Homme de confiance de Washington, principal Rédacteur de la Constitution américaine, considéré à ce titre comme l’un des pères fondateurs des Etats-Unis, Gouverneur Morris arrive en France le 3 février 1789 auréolé de prestige et chargé d’une mission officielle par les Etats-Unis d’Amérique. Sa mission : exécuter le traité qui doit fournir à la monarchie française de la farine et du tabac contre le remboursement de la dette américaine.
Dès son arrivée en France, de 1789 à 1792, il tient son Journal quotidiennement. Maniaque, d’une minutie obsessionnelle, Gouverneur Morris consigne tout dans ses notes : ses rencontres, ses dîners, ses impressions, les événements du jour, ses conquêtes féminines (il est admis à la toilette et au bain de des dames !). N’ayant jamais pensé le publier, l’homme à la jambe de bois s’y montre ainsi à nu, négligé à l’extrême, authentique au plus haut point. Jour après jour, ces anecdotes piquantes, ces ébauches de stratégies et de diplomaties, ces notes personnelles et ces jugements sans fard, composent l’un des plus étonnants journaux intimes tenus durant la Révolution française.
Chronique d’une révolution en cours, témoignage privilégié de l’Histoire marche, peinture sans complaisance de la société aristocratique, le journal de Gouverneur Morris en prend une valeur et une acuité sans pareille. Il consigne tous les faits en badaud avant de le faire comme personnage officiel. Il a été partout : à Versailles les 4 et 5 mai pour l’ouverture des Etats généraux ou bien encore à la Bastille le 16 juillet lorsqu’il en visite les cachots en cours de destruction. Il rapporte les opinions qu’on lui soumet, celles de La Fayette, de Talleyrand, mais aussi du roi lui-même, qui s’en fait un confident.

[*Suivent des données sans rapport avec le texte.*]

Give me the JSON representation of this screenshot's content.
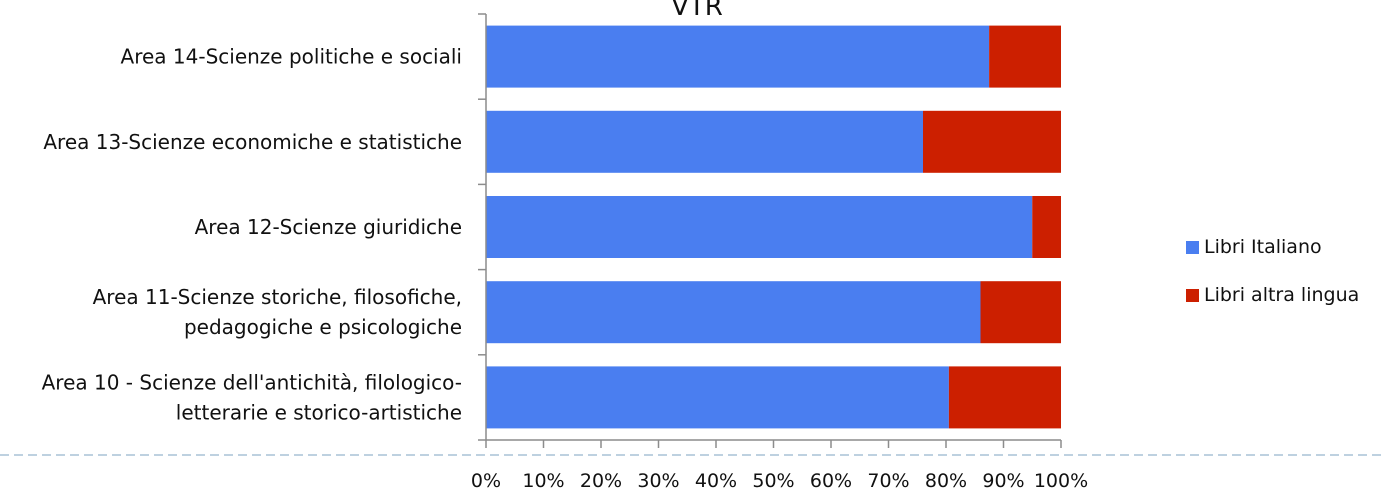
{
  "chart_data": {
    "type": "bar",
    "orientation": "horizontal",
    "stacked": true,
    "title": "VTR",
    "xlabel": "",
    "ylabel": "",
    "xlim": [
      0,
      100
    ],
    "grid": false,
    "legend_position": "right",
    "categories": [
      [
        "Area 14-Scienze politiche e sociali"
      ],
      [
        "Area 13-Scienze economiche e statistiche"
      ],
      [
        "Area 12-Scienze giuridiche"
      ],
      [
        "Area 11-Scienze storiche, filosofiche,",
        "pedagogiche e psicologiche"
      ],
      [
        "Area 10 - Scienze dell'antichità, filologico-",
        "letterarie e storico-artistiche"
      ]
    ],
    "x_ticks": [
      "0%",
      "10%",
      "20%",
      "30%",
      "40%",
      "50%",
      "60%",
      "70%",
      "80%",
      "90%",
      "100%"
    ],
    "series": [
      {
        "name": "Libri Italiano",
        "color": "#4a7ef0",
        "values": [
          87.5,
          76,
          95,
          86,
          80.5
        ]
      },
      {
        "name": "Libri altra lingua",
        "color": "#cc1f00",
        "values": [
          12.5,
          24,
          5,
          14,
          19.5
        ]
      }
    ]
  }
}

Etranger, Morris juge les choses avec une certaine distance, discutant avec des intervenants d’opinions fort différentes. Ministre plénipotentiaire des Etats-Unis auprès du gouvernement français, Gouverneur Morris fut le seul membre du corps diplomatique qui ne quitta pas la France sous la Terreur.
Publié en langue anglaise pour la première fois en 1832, remis en forme et complété par la petite-fille de Morris en 1888, ce Journal est depuis longtemps une source précieuse pour les historiens et un classique pour les lecteurs américains avides d’histoire.